Confronté ces dernières années à une forte augmentation de messages injurieux sur les réseaux sociaux, de menaces, de montages photo humiliants, de diffamation ou d’usurpation d’identité en ligne, le gouvernement s’est vu dans l’obligation d’apporter une réponse à ce phénomène croissant, sans bafouer les droits fondamentaux garantis par la constitution, notamment en matière de liberté d’expression.

Adoptée le 26 octobre 2020 par l’Assemblée nationale, la loi n°97/AN/20/8ème L sur la liberté de la communication et la déontologie de l’information modifiant et complétant la loi n°2/AN/92/2ème L est désormais entrée en vigueur en République de Djibouti après sa promulgation, la semaine dernière, par le chef de l’Etat, Son Excellence Ismail Omar Guelleh.

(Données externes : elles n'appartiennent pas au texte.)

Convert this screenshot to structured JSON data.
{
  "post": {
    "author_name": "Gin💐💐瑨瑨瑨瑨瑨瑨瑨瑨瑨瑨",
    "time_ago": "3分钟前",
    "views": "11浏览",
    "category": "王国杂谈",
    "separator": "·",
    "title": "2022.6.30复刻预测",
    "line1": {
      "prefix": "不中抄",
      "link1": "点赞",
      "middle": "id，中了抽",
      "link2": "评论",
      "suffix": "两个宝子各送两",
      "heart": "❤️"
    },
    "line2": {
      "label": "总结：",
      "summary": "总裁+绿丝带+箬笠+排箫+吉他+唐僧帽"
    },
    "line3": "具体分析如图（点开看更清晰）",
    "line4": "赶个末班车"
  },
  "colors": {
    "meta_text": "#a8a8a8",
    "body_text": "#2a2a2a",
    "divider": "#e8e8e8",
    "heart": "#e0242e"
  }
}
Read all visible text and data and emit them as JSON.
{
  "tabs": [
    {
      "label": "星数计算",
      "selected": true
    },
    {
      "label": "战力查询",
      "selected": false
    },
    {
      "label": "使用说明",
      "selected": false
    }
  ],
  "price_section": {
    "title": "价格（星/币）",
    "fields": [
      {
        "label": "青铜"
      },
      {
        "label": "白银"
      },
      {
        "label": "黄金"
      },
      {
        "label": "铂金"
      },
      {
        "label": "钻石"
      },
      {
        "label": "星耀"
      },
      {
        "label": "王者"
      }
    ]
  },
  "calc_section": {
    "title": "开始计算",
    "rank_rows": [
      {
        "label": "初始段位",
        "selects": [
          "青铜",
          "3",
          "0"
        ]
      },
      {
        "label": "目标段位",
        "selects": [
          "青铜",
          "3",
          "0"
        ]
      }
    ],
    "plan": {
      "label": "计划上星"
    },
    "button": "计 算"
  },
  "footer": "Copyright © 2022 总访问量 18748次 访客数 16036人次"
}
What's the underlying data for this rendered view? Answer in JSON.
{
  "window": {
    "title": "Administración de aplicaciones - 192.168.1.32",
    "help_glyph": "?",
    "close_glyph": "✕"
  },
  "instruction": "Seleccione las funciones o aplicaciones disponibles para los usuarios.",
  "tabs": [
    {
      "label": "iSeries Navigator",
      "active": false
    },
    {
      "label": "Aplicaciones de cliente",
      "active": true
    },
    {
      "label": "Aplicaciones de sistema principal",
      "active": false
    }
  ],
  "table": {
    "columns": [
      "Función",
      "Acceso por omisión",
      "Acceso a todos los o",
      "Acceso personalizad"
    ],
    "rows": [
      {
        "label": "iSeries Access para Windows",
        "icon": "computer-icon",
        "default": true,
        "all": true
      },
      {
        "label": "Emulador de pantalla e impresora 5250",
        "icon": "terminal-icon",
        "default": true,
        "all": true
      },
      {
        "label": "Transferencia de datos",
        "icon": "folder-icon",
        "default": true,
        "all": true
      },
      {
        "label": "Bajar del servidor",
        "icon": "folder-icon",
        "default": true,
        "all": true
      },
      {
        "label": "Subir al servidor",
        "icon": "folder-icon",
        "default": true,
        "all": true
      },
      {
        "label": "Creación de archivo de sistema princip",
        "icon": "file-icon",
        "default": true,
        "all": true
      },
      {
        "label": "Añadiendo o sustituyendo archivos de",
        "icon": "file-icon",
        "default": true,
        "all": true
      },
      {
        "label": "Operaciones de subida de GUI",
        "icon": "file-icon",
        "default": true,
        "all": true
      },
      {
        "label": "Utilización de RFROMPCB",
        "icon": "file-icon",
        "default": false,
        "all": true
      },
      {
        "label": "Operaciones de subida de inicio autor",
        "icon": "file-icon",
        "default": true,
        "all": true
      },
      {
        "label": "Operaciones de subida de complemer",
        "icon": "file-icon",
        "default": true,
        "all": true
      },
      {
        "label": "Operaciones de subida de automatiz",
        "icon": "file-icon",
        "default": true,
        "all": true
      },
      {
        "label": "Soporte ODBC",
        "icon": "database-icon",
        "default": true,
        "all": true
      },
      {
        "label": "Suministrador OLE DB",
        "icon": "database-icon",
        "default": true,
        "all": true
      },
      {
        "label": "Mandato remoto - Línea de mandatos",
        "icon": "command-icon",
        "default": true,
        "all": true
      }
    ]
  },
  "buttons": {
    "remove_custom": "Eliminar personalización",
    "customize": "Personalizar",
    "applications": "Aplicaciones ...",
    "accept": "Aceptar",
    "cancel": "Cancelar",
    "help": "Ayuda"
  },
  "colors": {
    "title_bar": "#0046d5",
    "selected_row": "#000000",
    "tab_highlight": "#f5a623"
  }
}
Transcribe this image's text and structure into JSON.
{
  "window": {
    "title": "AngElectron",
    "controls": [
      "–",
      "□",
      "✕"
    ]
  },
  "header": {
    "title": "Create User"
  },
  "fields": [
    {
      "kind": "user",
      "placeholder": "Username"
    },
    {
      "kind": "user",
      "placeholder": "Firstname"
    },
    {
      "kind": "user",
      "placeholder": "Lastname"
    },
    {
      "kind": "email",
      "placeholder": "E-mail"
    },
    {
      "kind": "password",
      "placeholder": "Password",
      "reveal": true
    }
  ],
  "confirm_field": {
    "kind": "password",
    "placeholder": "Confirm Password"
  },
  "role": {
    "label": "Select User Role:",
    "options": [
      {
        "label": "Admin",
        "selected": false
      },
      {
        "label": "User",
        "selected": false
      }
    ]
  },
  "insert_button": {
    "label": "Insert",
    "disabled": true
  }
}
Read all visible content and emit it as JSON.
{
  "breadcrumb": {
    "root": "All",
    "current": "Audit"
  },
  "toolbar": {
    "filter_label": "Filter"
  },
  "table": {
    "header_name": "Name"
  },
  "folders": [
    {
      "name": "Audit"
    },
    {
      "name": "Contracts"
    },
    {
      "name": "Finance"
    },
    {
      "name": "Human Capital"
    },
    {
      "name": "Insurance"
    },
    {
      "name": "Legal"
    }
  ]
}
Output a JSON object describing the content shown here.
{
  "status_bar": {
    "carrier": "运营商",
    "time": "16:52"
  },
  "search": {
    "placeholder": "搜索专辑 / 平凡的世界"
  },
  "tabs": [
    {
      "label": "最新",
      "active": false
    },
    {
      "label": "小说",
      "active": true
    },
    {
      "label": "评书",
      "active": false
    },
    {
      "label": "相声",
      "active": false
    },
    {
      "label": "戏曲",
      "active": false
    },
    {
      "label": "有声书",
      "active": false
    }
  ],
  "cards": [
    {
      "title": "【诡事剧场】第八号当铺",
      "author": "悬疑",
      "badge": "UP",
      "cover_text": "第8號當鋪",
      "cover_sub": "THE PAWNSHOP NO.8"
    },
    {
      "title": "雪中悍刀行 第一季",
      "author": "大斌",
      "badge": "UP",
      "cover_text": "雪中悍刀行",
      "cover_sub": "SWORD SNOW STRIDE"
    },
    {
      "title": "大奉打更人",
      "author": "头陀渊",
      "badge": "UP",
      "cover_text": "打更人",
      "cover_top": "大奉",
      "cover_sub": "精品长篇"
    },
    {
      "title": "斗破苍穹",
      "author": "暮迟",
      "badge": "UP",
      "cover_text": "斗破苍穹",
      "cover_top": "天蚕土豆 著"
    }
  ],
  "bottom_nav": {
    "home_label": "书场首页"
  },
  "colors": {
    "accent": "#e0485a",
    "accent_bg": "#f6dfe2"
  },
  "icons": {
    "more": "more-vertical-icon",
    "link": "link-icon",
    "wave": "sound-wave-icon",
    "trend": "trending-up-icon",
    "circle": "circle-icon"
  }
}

Il s’agit, pour tout dire, d’une loi qui, non seulement, renforce l’arsenal juridique mais qui, surtout, comble le vide existant en ce qui concerne la liberté de communication de notre pays.

En d’autres termes, le gouvernement veut, à travers le renforcement des dispositifs de cette loi, lutter contre le sentiment d’impunité en ligne.

Selon le ministre de la Communication chargé des Postes et des Télécommunications, M.Radwan Abdillahi Bahdon, il s’agit là d’une réforme habile soigneusement pensée et élaborée sous la houlette du président de la République, M. Ismail Omar Guelleh, l’objectif étant de mieux concilier liberté de communication avec respect des droits d’autrui et préservation de l’ordre public.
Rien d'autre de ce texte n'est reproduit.